The Medacta International SMS Post-Marketing Surveillance Study

Who May Qualify: - Individuals with a severely painful and/or disabling hip joint with osteoarthritis, traumatic arthritis or developmental dysplasia of the hip or avascular necrosis of the femoral head. - In order to take part in this study, all study participants must be between the ages of 18 and 75 years of age, at the time of surgery. - Scheduled for a primary total hip replacement.

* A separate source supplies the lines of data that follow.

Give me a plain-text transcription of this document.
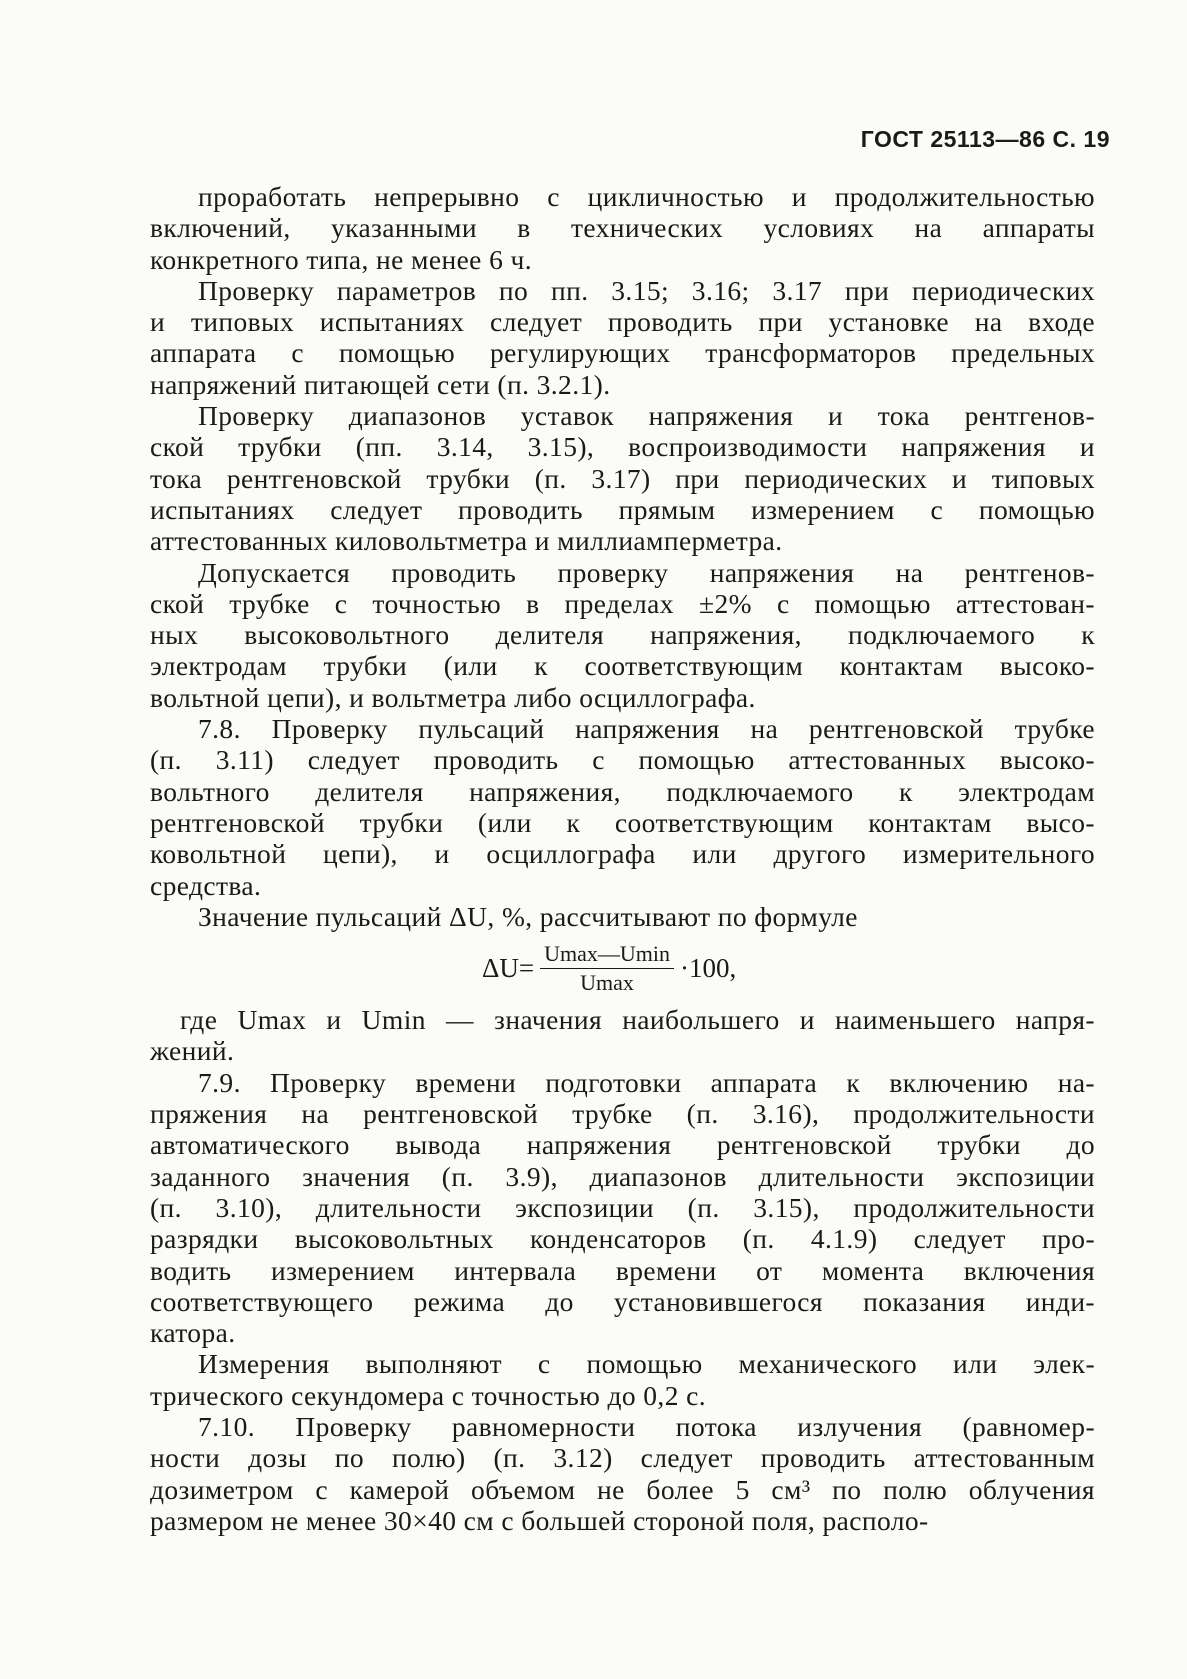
ГОСТ 25113—86 С. 19
проработать непрерывно с цикличностью и продолжительностью
включений, указанными в технических условиях на аппараты
конкретного типа, не менее 6 ч.
Проверку параметров по пп. 3.15; 3.16; 3.17 при периодических
и типовых испытаниях следует проводить при установке на входе
аппарата с помощью регулирующих трансформаторов предельных
напряжений питающей сети (п. 3.2.1).
Проверку диапазонов уставок напряжения и тока рентгенов-
ской трубки (пп. 3.14, 3.15), воспроизводимости напряжения и
тока рентгеновской трубки (п. 3.17) при периодических и типовых
испытаниях следует проводить прямым измерением с помощью
аттестованных киловольтметра и миллиамперметра.
Допускается проводить проверку напряжения на рентгенов-
ской трубке с точностью в пределах ±2% с помощью аттестован-
ных высоковольтного делителя напряжения, подключаемого к
электродам трубки (или к соответствующим контактам высоко-
вольтной цепи), и вольтметра либо осциллографа.
7.8. Проверку пульсаций напряжения на рентгеновской трубке
(п. 3.11) следует проводить с помощью аттестованных высоко-
вольтного делителя напряжения, подключаемого к электродам
рентгеновской трубки (или к соответствующим контактам высо-
ковольтной цепи), и осциллографа или другого измерительного
средства.
Значение пульсаций ΔU, %, рассчитывают по формуле
$\Delta U= \frac{Umax—Umin}{Umax} \cdot 100$,
где Umax и Umin — значения наибольшего и наименьшего напря-
жений.
7.9. Проверку времени подготовки аппарата к включению на-
пряжения на рентгеновской трубке (п. 3.16), продолжительности
автоматического вывода напряжения рентгеновской трубки до
заданного значения (п. 3.9), диапазонов длительности экспозиции
(п. 3.10), длительности экспозиции (п. 3.15), продолжительности
разрядки высоковольтных конденсаторов (п. 4.1.9) следует про-
водить измерением интервала времени от момента включения
соответствующего режима до установившегося показания инди-
катора.
Измерения выполняют с помощью механического или элек-
трического секундомера с точностью до 0,2 с.
7.10. Проверку равномерности потока излучения (равномер-
ности дозы по полю) (п. 3.12) следует проводить аттестованным
дозиметром с камерой объемом не более 5 см³ по полю облучения
размером не менее 30×40 см с большей стороной поля, располо-
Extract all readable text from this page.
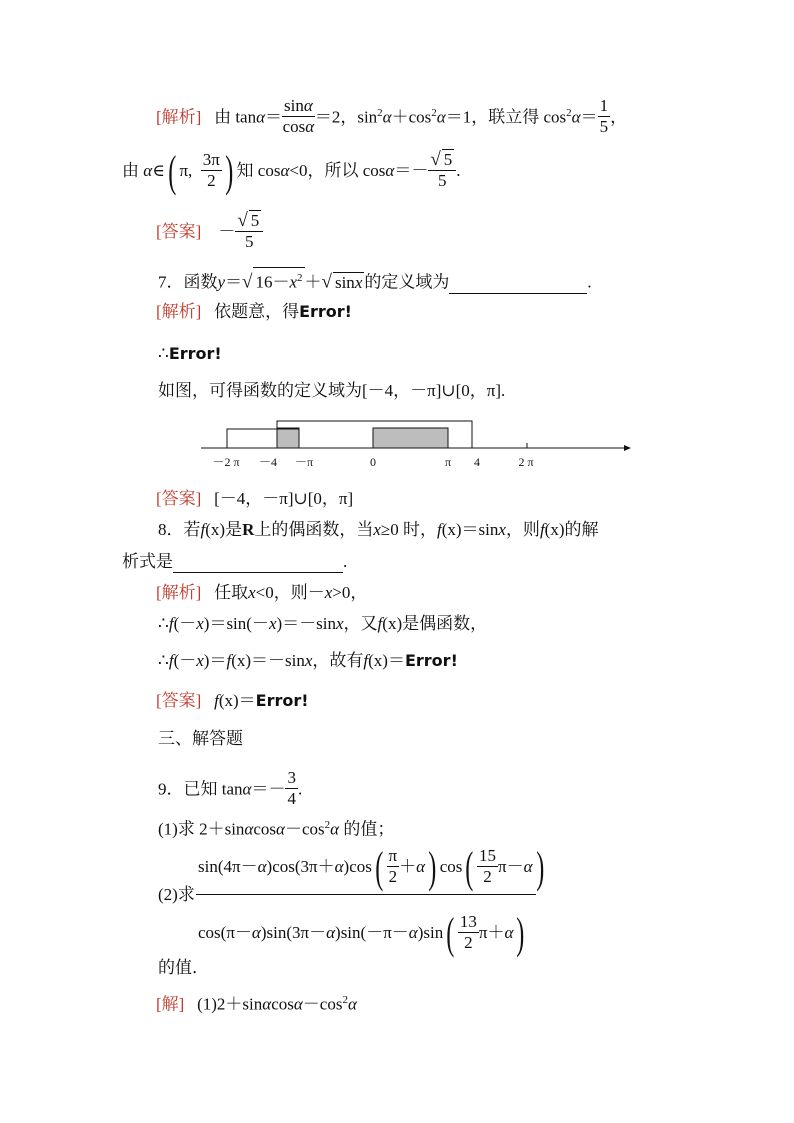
[解析] 由 $\tan\alpha= \frac{\sin\alpha}{\cos\alpha} =2$，$\sin^2\alpha+\cos^2\alpha=1$，联立得 $\cos^2\alpha= \frac{1}{5}$ ，
由 α∈( π, $\frac{3\pi}{2}$ ) 知 cosα<0，所以 $\cos\alpha=- \frac{√ 5}{5}$ .
[答案] － $\frac{√ 5}{5}$
7．函数y＝√ $16-x^2$ ＋√ sinx 的定义域为	.
[解析] 依题意，得Error!
∴Error!
如图，可得函数的定义域为[－4，－π]∪[0，π].
－2 π －4 －π	0	π 4	2 π
[答案] [－4，－π]∪[0，π]
8．若f(x)是R上的偶函数，当x≥0 时，f(x)＝sinx，则f(x)的解
析式是	.
[解析] 任取x<0，则－x>0，
∴f(－x)＝sin(－x)＝－sinx，又f(x)是偶函数，
∴f(－x)＝f(x)＝－sinx，故有f(x)＝Error!
[答案] f(x)＝Error!
三、解答题
9．已知 $\tan\alpha=- \frac{3}{4}$ .
(1)求 $2+\sin\alpha\cos\alpha-\cos^2\alpha$ 的值；
(2)求
$\sin(4\pi-\alpha)\cos(3\pi+\alpha)\cos( \frac{\pi}{2} +\alpha)$ $\cos( \frac{15}{2} \pi-\alpha)$
$\cos(\pi-\alpha)\sin(3\pi-\alpha)\sin(-\pi-\alpha)\sin( \frac{13}{2} \pi+\alpha)$
的值．
[解] $(1)2+\sin\alpha\cos\alpha-\cos^2\alpha$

Who Should NOT Join This Trial: - Active infection - Pregnancy - Mental illness where the known condition is likely to compromise the patient's ability to consent, affect the patient's assessment of their progress or complete the 10 year cycle of follow-up appointments and reviews - Grossly distorted anatomy (surgeon's discretion) - Osteomalacia where uncemented implant fixation is contraindicated - Active rheumatoid arthritis. - Osteoporosis - Metabolic disorders which may impair bone formation where uncemented implant fixation is contraindicated - Muscular atrophy or neuromuscular disease - Allergy to implant material - Any patient who cannot or will not provide willing to sign a consent form for participation in the study - Those whose prospects for a recovery to independent mobility would be compromised by known coexistent, medical problems Always talk to your doctor about whether this trial is right for you.